By Jan Korselt, Reuters, Sept. 14, 2007
PRAGUE (Reuters) - Central European Social Democrat parties rejected on Thursday a U.S. plan to build part of its missile defense shield in Poland and the Czech Republic, saying it threatened to bring about a new arms race.
Top Socialists from Germany, Austria, Poland, the Czech Republic, Slovakia and Slovenia said after talks in Prague that any such system must not be built unilaterally or bilaterally.
"We are concerned about the decision to deploy the system and are at one with the large majority of our populations in rejecting it," the parties said in a joint statement, which was signed among others by Austrian Chancellor Alfred Gusenbauer, Germany's SPD chief Kurt Beck, and Polish Socialist leader Wojciech Olejniczak.
They called on the European Union, the NATO alliance and the NATO-Russia council to consult on missile defense.
Beck said the statement was also a message to conservative German Chancellor Angela Merkel, with whom the Socialists jointly rule.
"We agreed we are against any new arms build-up in Europe," Beck said.
Some critics of the anti-missile system have warned the plan could be torpedoed if a Democrat president is elected next year after Republican George W. Bush, but a visiting senior Democrat said her party was behind the project.

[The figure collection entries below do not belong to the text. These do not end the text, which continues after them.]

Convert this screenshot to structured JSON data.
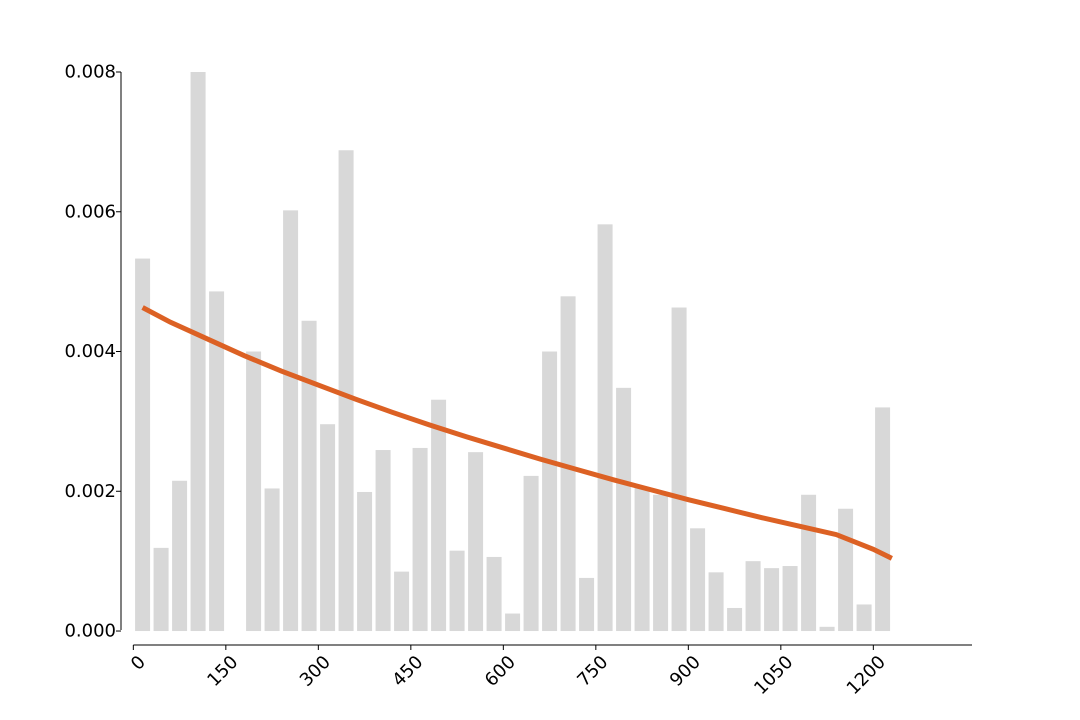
{
  "chart_data": {
    "type": "bar",
    "title": "",
    "xlabel": "",
    "ylabel": "",
    "bar_color": "#d8d8d8",
    "line_color": "#dc6124",
    "bin_width": 30,
    "xlim": [
      -20,
      1360
    ],
    "ylim": [
      -0.0002,
      0.008
    ],
    "x_ticks": [
      0,
      150,
      300,
      450,
      600,
      750,
      900,
      1050,
      1200
    ],
    "x_tick_labels": [
      "0",
      "150",
      "300",
      "450",
      "600",
      "750",
      "900",
      "1050",
      "1200"
    ],
    "y_ticks": [
      0.0,
      0.002,
      0.004,
      0.006,
      0.008
    ],
    "y_tick_labels": [
      "0.000",
      "0.002",
      "0.004",
      "0.006",
      "0.008"
    ],
    "series": [
      {
        "kind": "bar",
        "x": [
          15,
          45,
          75,
          105,
          135,
          165,
          195,
          225,
          255,
          285,
          315,
          345,
          375,
          405,
          435,
          465,
          495,
          525,
          555,
          585,
          615,
          645,
          675,
          705,
          735,
          765,
          795,
          825,
          855,
          885,
          915,
          945,
          975,
          1005,
          1035,
          1065,
          1095,
          1125,
          1155,
          1185,
          1215
        ],
        "values": [
          0.00533,
          0.00119,
          0.00215,
          0.008,
          0.00486,
          0.0,
          0.004,
          0.00204,
          0.00602,
          0.00444,
          0.00296,
          0.00688,
          0.00199,
          0.00259,
          0.00085,
          0.00262,
          0.00331,
          0.00115,
          0.00256,
          0.00106,
          0.00025,
          0.00222,
          0.004,
          0.00479,
          0.00076,
          0.00582,
          0.00348,
          0.00206,
          0.00195,
          0.00463,
          0.00147,
          0.00084,
          0.00033,
          0.001,
          0.0009,
          0.00093,
          0.00195,
          6e-05,
          0.00175,
          0.00038,
          0.0032
        ]
      },
      {
        "kind": "line",
        "x": [
          15,
          60,
          120,
          180,
          240,
          300,
          360,
          420,
          480,
          540,
          600,
          660,
          720,
          780,
          840,
          900,
          960,
          1020,
          1080,
          1140,
          1200,
          1230
        ],
        "values": [
          0.00463,
          0.00442,
          0.00418,
          0.00394,
          0.00372,
          0.00352,
          0.00332,
          0.00313,
          0.00295,
          0.00278,
          0.00262,
          0.00246,
          0.00231,
          0.00216,
          0.00202,
          0.00188,
          0.00175,
          0.00162,
          0.0015,
          0.00138,
          0.00117,
          0.00104
        ]
      }
    ]
  }
}
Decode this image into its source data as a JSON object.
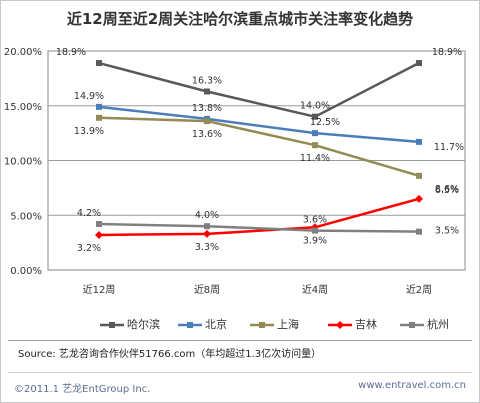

"We wanted to come today to make very clear that we are very supportive... of missile defense," Ellen Tauscher, chairwoman of the House Armed Services Strategic Forces Subcommittee, said after meeting Czech Deputy Prime Minister Alexandr Vondra in Prague.
She added that she hoped negotiations with the Czechs and the Poles would be concluded soon.
The ruling Hungarian Socialists attended the central European socialists' meeting but refused to join in.
"The Hungarian Socialist Party believes that if Europe is exposed to a terrorist threat we have to defend ourselves," said Imre Szekeres, deputy party chief and the country's defense minister.
The United States is building the shield to guard against missiles that it says could be fired by countries such as North Korea and Iran, carrying chemical, biological or nuclear warheads.
It is in talks with the rightist governments in Poland -- where it wants to put 10 ground-based interceptor missiles -- and in the Czech Republic, which is meant to host a radar base.
Russia opposes the plan, saying it would upset a delicate strategic balance between major powers and threaten its own security.
The plan has also hit obstacles in the United States.
The U.S. Senate Appropriations Committee cut $85 million from a $310.4 million funding request for the fiscal year starting October 1, joining the other three congressional committees with jurisdiction over the issue to recommend cutting the plan for European sites next year.